Abstract:
Effective inventory control policies for maintenance spare parts necessitates criticality evaluation, which is predominantly
done using historical data. This approach disregards uncertainty and risks like changes in reliability and failure rate that
maintenance-intensive facilities experience. Therefore, incorporating these anticipated variabilities in the evaluation offers
more appropriate and robust maintenance and inventory decision support. Moreover, an assessment considering the
contribution of individual spares towards the whole system, based on the various criteria, offers a more comprehensive and
accurate criticality analysis. A novel simulation-based spare parts criticality evaluation approach is proposed, integrating
maintenance and spares policies of deteriorating multi-component system to derive the information quantifying the various
criticality criteria. In addition to the conventional criticality criteria, this study considers the stochastic component
dependencies propagating secondary failures (failure interactions) and the respective labour time incurred.

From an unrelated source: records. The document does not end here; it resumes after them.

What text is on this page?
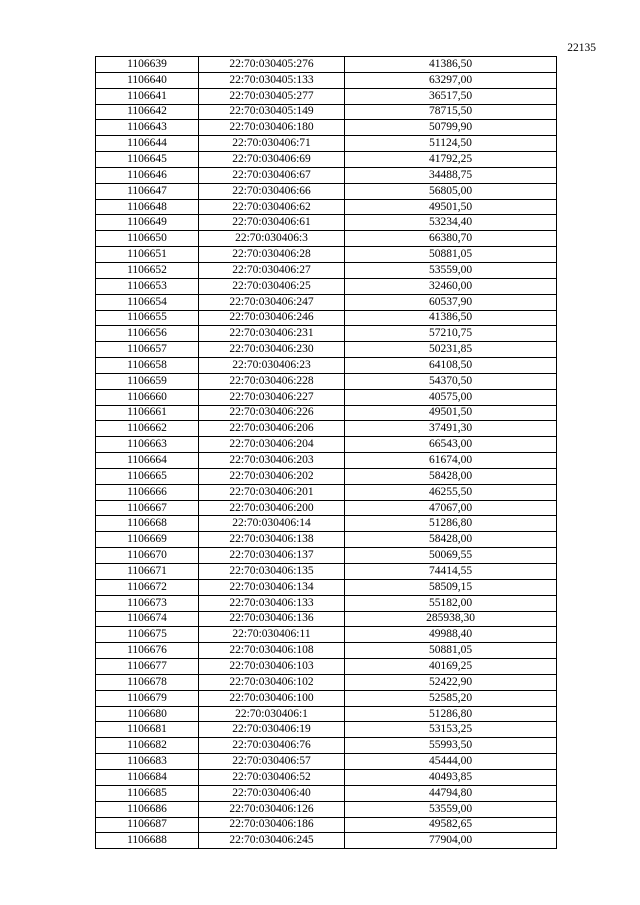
22135
1106639	22:70:030405:276	41386,50
1106640	22:70:030405:133	63297,00
1106641	22:70:030405:277	36517,50
1106642	22:70:030405:149	78715,50
1106643	22:70:030406:180	50799,90
1106644	22:70:030406:71	51124,50
1106645	22:70:030406:69	41792,25
1106646	22:70:030406:67	34488,75
1106647	22:70:030406:66	56805,00
1106648	22:70:030406:62	49501,50
1106649	22:70:030406:61	53234,40
1106650	22:70:030406:3	66380,70
1106651	22:70:030406:28	50881,05
1106652	22:70:030406:27	53559,00
1106653	22:70:030406:25	32460,00
1106654	22:70:030406:247	60537,90
1106655	22:70:030406:246	41386,50
1106656	22:70:030406:231	57210,75
1106657	22:70:030406:230	50231,85
1106658	22:70:030406:23	64108,50
1106659	22:70:030406:228	54370,50
1106660	22:70:030406:227	40575,00
1106661	22:70:030406:226	49501,50
1106662	22:70:030406:206	37491,30
1106663	22:70:030406:204	66543,00
1106664	22:70:030406:203	61674,00
1106665	22:70:030406:202	58428,00
1106666	22:70:030406:201	46255,50
1106667	22:70:030406:200	47067,00
1106668	22:70:030406:14	51286,80
1106669	22:70:030406:138	58428,00
1106670	22:70:030406:137	50069,55
1106671	22:70:030406:135	74414,55
1106672	22:70:030406:134	58509,15
1106673	22:70:030406:133	55182,00
1106674	22:70:030406:136	285938,30
1106675	22:70:030406:11	49988,40
1106676	22:70:030406:108	50881,05
1106677	22:70:030406:103	40169,25
1106678	22:70:030406:102	52422,90
1106679	22:70:030406:100	52585,20
1106680	22:70:030406:1	51286,80
1106681	22:70:030406:19	53153,25
1106682	22:70:030406:76	55993,50
1106683	22:70:030406:57	45444,00
1106684	22:70:030406:52	40493,85
1106685	22:70:030406:40	44794,80
1106686	22:70:030406:126	53559,00
1106687	22:70:030406:186	49582,65
1106688	22:70:030406:245	77904,00
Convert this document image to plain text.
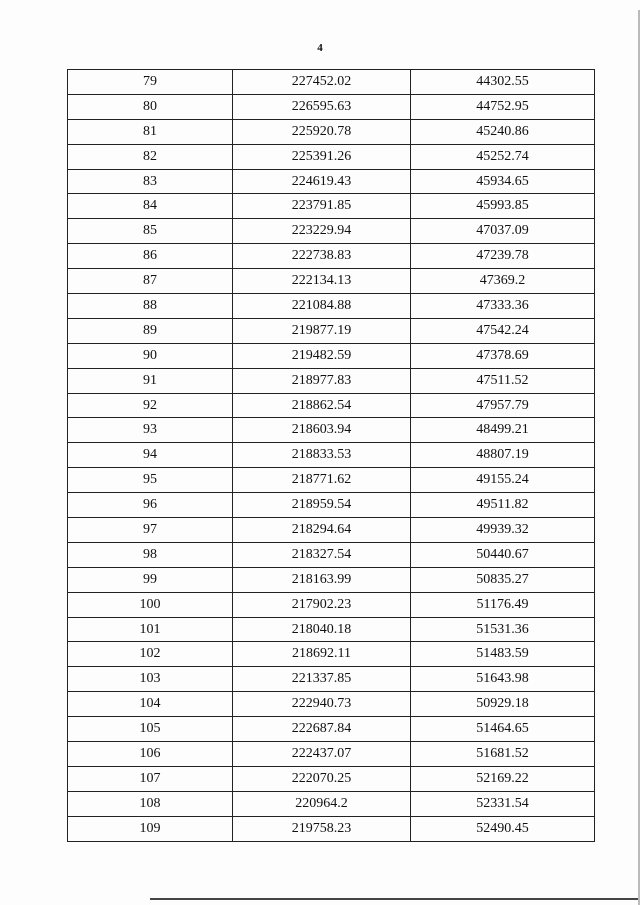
4
79	227452.02	44302.55
80	226595.63	44752.95
81	225920.78	45240.86
82	225391.26	45252.74
83	224619.43	45934.65
84	223791.85	45993.85
85	223229.94	47037.09
86	222738.83	47239.78
87	222134.13	47369.2
88	221084.88	47333.36
89	219877.19	47542.24
90	219482.59	47378.69
91	218977.83	47511.52
92	218862.54	47957.79
93	218603.94	48499.21
94	218833.53	48807.19
95	218771.62	49155.24
96	218959.54	49511.82
97	218294.64	49939.32
98	218327.54	50440.67
99	218163.99	50835.27
100	217902.23	51176.49
101	218040.18	51531.36
102	218692.11	51483.59
103	221337.85	51643.98
104	222940.73	50929.18
105	222687.84	51464.65
106	222437.07	51681.52
107	222070.25	52169.22
108	220964.2	52331.54
109	219758.23	52490.45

Component
degradation and dependencies are modelled while forecasting the various criticality criteria values, which are assigned
weights based on indices derived through expert analysis. Ultimately the evaluation for each maintenance spare of the
system, based on the aggregate criticality index is undertaken to offer a quantitative and robust criticality assignment. The
applicability of the proposed approach was demonstrated through a case study evaluating the spare part criticality problem
of a turbocharger subsystem in a thermal power plant.